Старик на четвереньках полз к выходу, ритмично подвывая. Женщина перестала сматывать проволоку в клубок и поковыляла за ним. Кукылин пристроил руку поудобнее и продолжил:
– За гробом шли факельщики. Когда все ежики прошли мимо, последний крикнул мне: «Передай Каяксигвику, что старый Сигвиккаяк умер!»
На алтаре загрохотало. Отчаянно завопил пузатый, ноги которого раздробила упавшая плита облицовки. Кукылин и горбун успели под градом камней отскочить к стене. Каменный зверь отодрал лапы от алтаря, спрыгнул вниз и, дробя плиты пола, сделал несколько шагов. С кончиков его игл сбегали искры, глаза горели пульсировавшим зеленым огнем. Зверь отверз пасть и голосом, подобным реву ракетного ускорителя, произнес, уставясь на Кукылина:
– Верно ли, что Сигвиккаяк умер?
Не в силах совладать с отвисшей челюстью, Кукылин кивнул головой.
– Значит, теперь я – директор лесопилки! – проревело чудовище, с лязгом захлопнуло пасть, поднялось в воздух на четырех струях раскаленных газов, пробило дыру в своде и исчезло.

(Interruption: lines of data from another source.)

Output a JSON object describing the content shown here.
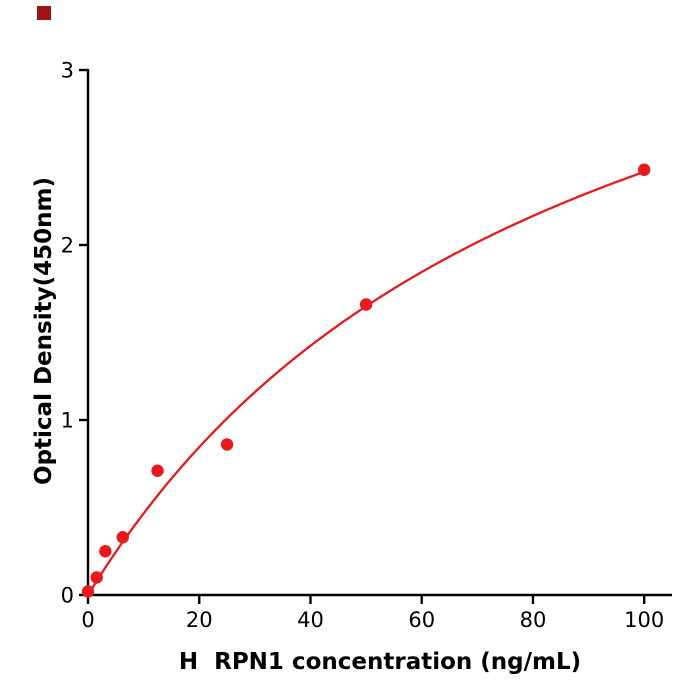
{
  "chart_data": {
    "type": "scatter",
    "title": "",
    "xlabel": "H  RPN1 concentration (ng/mL)",
    "ylabel": "Optical Density(450nm)",
    "series": [
      {
        "x": [
          0,
          1.56,
          3.12,
          6.25,
          12.5,
          25,
          50,
          100
        ],
        "y": [
          0.02,
          0.1,
          0.25,
          0.33,
          0.71,
          0.86,
          1.66,
          2.43
        ]
      }
    ],
    "xlim": [
      0,
      105
    ],
    "ylim": [
      0,
      3
    ],
    "xticks": [
      0,
      20,
      40,
      60,
      80,
      100
    ],
    "yticks": [
      0,
      1,
      2,
      3
    ],
    "grid": false,
    "legend_position": "none",
    "marker_color": "#e8191c",
    "line_color": "#e8191c",
    "axis_color": "#000000",
    "background_color": "#ffffff",
    "corner_mark_color": "#a11215",
    "fit_type": "saturation-curve"
  }
}
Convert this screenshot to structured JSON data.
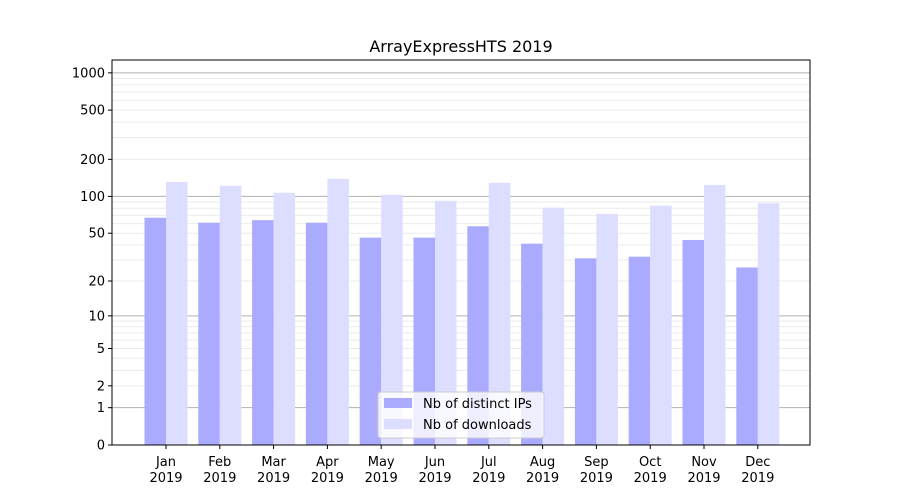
{
  "chart_data": {
    "type": "bar",
    "title": "ArrayExpressHTS 2019",
    "xlabel": "",
    "ylabel": "",
    "yscale": "log(1+y)",
    "ylim": [
      0,
      1270
    ],
    "yticks": [
      0,
      1,
      2,
      5,
      10,
      20,
      50,
      100,
      200,
      500,
      1000
    ],
    "grid": true,
    "legend_position": "bottom-center",
    "categories": [
      "Jan\n2019",
      "Feb\n2019",
      "Mar\n2019",
      "Apr\n2019",
      "May\n2019",
      "Jun\n2019",
      "Jul\n2019",
      "Aug\n2019",
      "Sep\n2019",
      "Oct\n2019",
      "Nov\n2019",
      "Dec\n2019"
    ],
    "series": [
      {
        "name": "Nb of distinct IPs",
        "color": "#aaaaff",
        "values": [
          67,
          61,
          64,
          61,
          46,
          46,
          57,
          41,
          31,
          32,
          44,
          26
        ]
      },
      {
        "name": "Nb of downloads",
        "color": "#ddddff",
        "values": [
          131,
          122,
          107,
          139,
          103,
          92,
          129,
          81,
          72,
          84,
          124,
          88
        ]
      }
    ]
  }
}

Под ногами Кукылина и кочевника стал трескаться пол. Горбун, ушибленный обломком алтаря, неловко перебирал огромными ступнями, стараясь не стоять над трещинами. Кукылин, ища опоры, вцепился в выступ стены, тот со скрежетом подался, и огромный блок повернулся вокруг своей оси, увлекая Кукылина во тьму. Кукылин попытался снова открыть каменную дверь, но рычаг исчез в выемке стены. Тем временем его глаза начали привыкать к мраку, и он увидел тоннель, озаренный слабо брезжившим призрачным свечением. На полу невысоким слоем стояла вода, над поверхностью которой угадывались съеденные ржавчиной рельсы. Кукылин пошел на свет и вскоре увидел вагонетку, перед которой выступали из воды лошадиные кости. Подойдя к вагонетке, Кукылин прислонился к высокому борту и осторожно потрогал ремни поводьев. Лет пять так стоит, не меньше, подумал он. Неожиданно между сгнивших ребер скелета началось странное движение. Передвигаясь в воде подобно пиявкам, жгуты какой-то темной массы присасывались к костям, некоторые проникали между ребер и свивались в клубки внутри грудной клетки. Свечение усилилось, появился гнилостный запах. Кукылин в ужасе смотрел, как кости облекались плотью, пока не возник отвратительный кадавр, без щек, с голой сморщенной кожей и висевшими из трех дыр в животе зелеными светившимися кишками. По телу кадавра волной прошла судорога, он дрыгнул ногами, поджал их под брюхо и попытался встать. Не удержавшись над водой на дрожащих ногах, кадавр рухнул и рассыпался. Куски гнилого мяса с чавканьем отлеплялись от костей и переползали с места на место, пока не возникла новая рекомбинация. Крысы отъели некоторые части, догадался Кукылин, и поэтому он не может собраться полностью. Второй кадавр еще менее походил на лошадь. Из его глазниц торчали пряди мокрых волос, на конце морды шевелился раздвоенный хобот, а из-под языка злобно смотрел огромный сизый глаз. Кадавр поднялся на ноги.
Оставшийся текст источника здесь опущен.